Kleinsteuber arbeitete früher als Lehrerin und unterrichtete Migranten in Deutsch, das würde sie gerne auch heute noch. „Ich will nicht zuschauen, wie die Leute nur verwahrt werden“, sagt sie, „ich will etwas Gutes tun, meinen Geist fit halten und neue Freundschaften schließen.“

Die Sprache sei ein Schlüssel zur Integration. Oft gibt es aber gar nicht für alle Plätze im Deutschunterricht. Engagierte Senioren wie Angelika Kleinsteuber könnten in solche Lücken springen und so zugleich ihre schmale Rente etwas aufbessern. Doch so einfach ginge das wohl nicht. „Ich müsste mich mit 77 noch selbstständig machen“, erzählt sie. Abrechnungen, Steuern. Ein großer Aufwand für vielleicht 15 Euro die Stunde.

DRK legt Wert auf gute Nachbarschaft

Betrieben wird die neue Gemeinschaftsunterkunft vom Deutschen Roten Kreuz (DRK). „Wir haben die Einrichtung schon übernommen“, berichtet Olaf Hagenauer, Vorstand des DRK Leipzig. Ihm ist ein gutes nachbarschaftliches Verhältnis wichtig. Die Anwohner würden deshalb jederzeit einen Ansprechpartner vor Ort finden. „Wir haben heute an alle Kärtchen mit der Telefonnummer verteilt“, sagt er.

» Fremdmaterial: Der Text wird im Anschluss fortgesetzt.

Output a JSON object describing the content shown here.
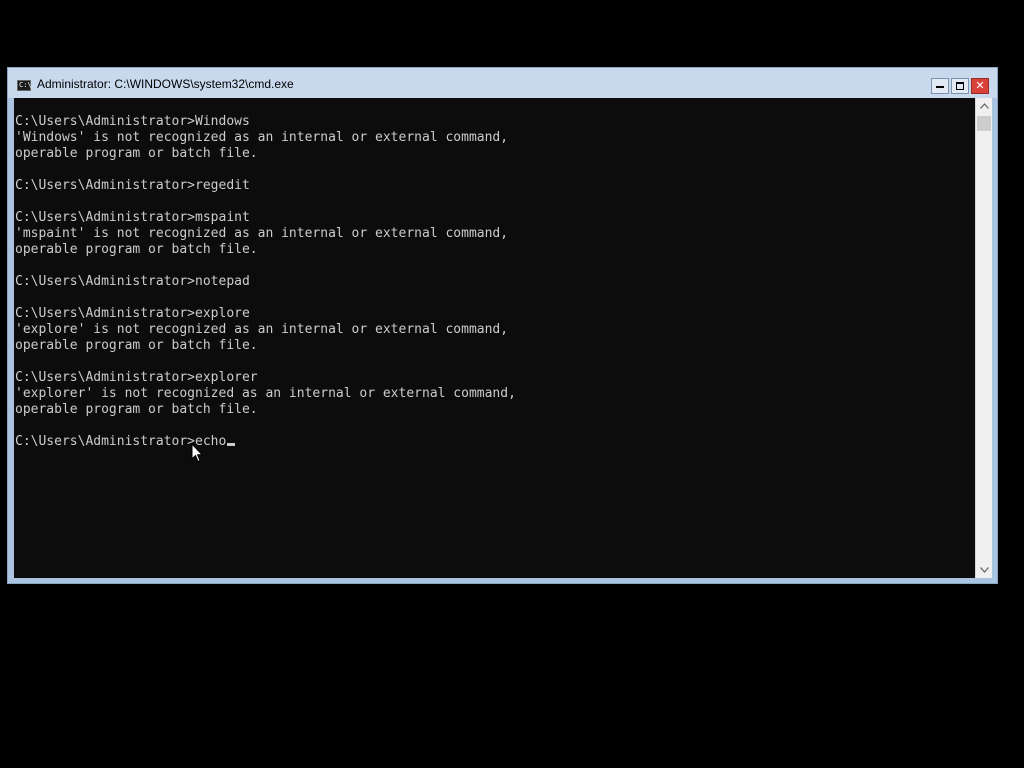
{
  "window": {
    "title": "Administrator: C:\\WINDOWS\\system32\\cmd.exe",
    "icon": "cmd-icon",
    "icon_text": "C:\\",
    "close_glyph": "✕",
    "colors": {
      "frame": "#a9c3e1",
      "titlebar": "#c8d9ee",
      "close_button": "#d9423a",
      "console_background": "#0c0c0c",
      "console_text": "#cccccc"
    }
  },
  "console": {
    "lines": [
      "C:\\Users\\Administrator>Windows",
      "'Windows' is not recognized as an internal or external command,",
      "operable program or batch file.",
      "",
      "C:\\Users\\Administrator>regedit",
      "",
      "C:\\Users\\Administrator>mspaint",
      "'mspaint' is not recognized as an internal or external command,",
      "operable program or batch file.",
      "",
      "C:\\Users\\Administrator>notepad",
      "",
      "C:\\Users\\Administrator>explore",
      "'explore' is not recognized as an internal or external command,",
      "operable program or batch file.",
      "",
      "C:\\Users\\Administrator>explorer",
      "'explorer' is not recognized as an internal or external command,",
      "operable program or batch file.",
      "",
      "C:\\Users\\Administrator>echo"
    ]
  }
}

Das Objekt werde rund um die Uhr durch die Leipziger Sicherheitsfirma Black Knight überwacht. Es wird einen Einrichtungsleiter, einen Hausmeister und zwei Sozialbetreuer geben.

Die Gespräche beim Tag der offenen Tür empfand er als sehr positiv. Da kommt ihm durchaus zugute, dass das DRK einen guten Namen hat – „und für diese Werte stehen wir auch hier“, bekräftigt Hagenauer. Das DRK hat lange Erfahrung bei der Betreuung von Flüchtlingen. Die neue Gemeinschaftsunterkunft ist die neunte Einrichtung, die der Wohlfahrtsverband in Leipzig betreibt.

Er rechnet damit, dass die ersten Bewohner ab 2. Dezember einziehen werden. „Es wird dann sicher sehr schnell gehen.“ Allein in diesem Jahr hat Leipzig 1500 Flüchtlinge neu aufgenommen. Nach Aussagen der Bundesregierung seien die Zahlen deutschlandweit durch eine restriktivere Asylpolitik zwar zurückgegangen, Bis das in den Kommunen ankommt, weiß Sozialamtsleiterin Kador-Probst, vergeht aber noch Zeit.

Stadt braucht elf Millionen Euro mehr für minderjährige Flüchtlinge

Die Stadt stellt das vor zwei Herausforderungen: Sie muss Unterkünfte finden, was auf dem engen Wohnungsmarkt immer schwieriger wird, und dann sind da noch die Kosten. Allein für die Versorgung von unbegleiteten minderjährigen Flüchtlingen haben sich in diesem Jahr die Ausgaben vervierfacht. Die Zahl dieser Kinder und Jugendlichen verdoppelte sich gegenüber 2021 auf inzwischen 188 Personen. Die für sie in diesem Jahr veranschlagten 3,2 Millionen Euro reichen nicht mehr. Der Stadtrat soll deshalb das Budget um elf Millionen Euro aufstocken.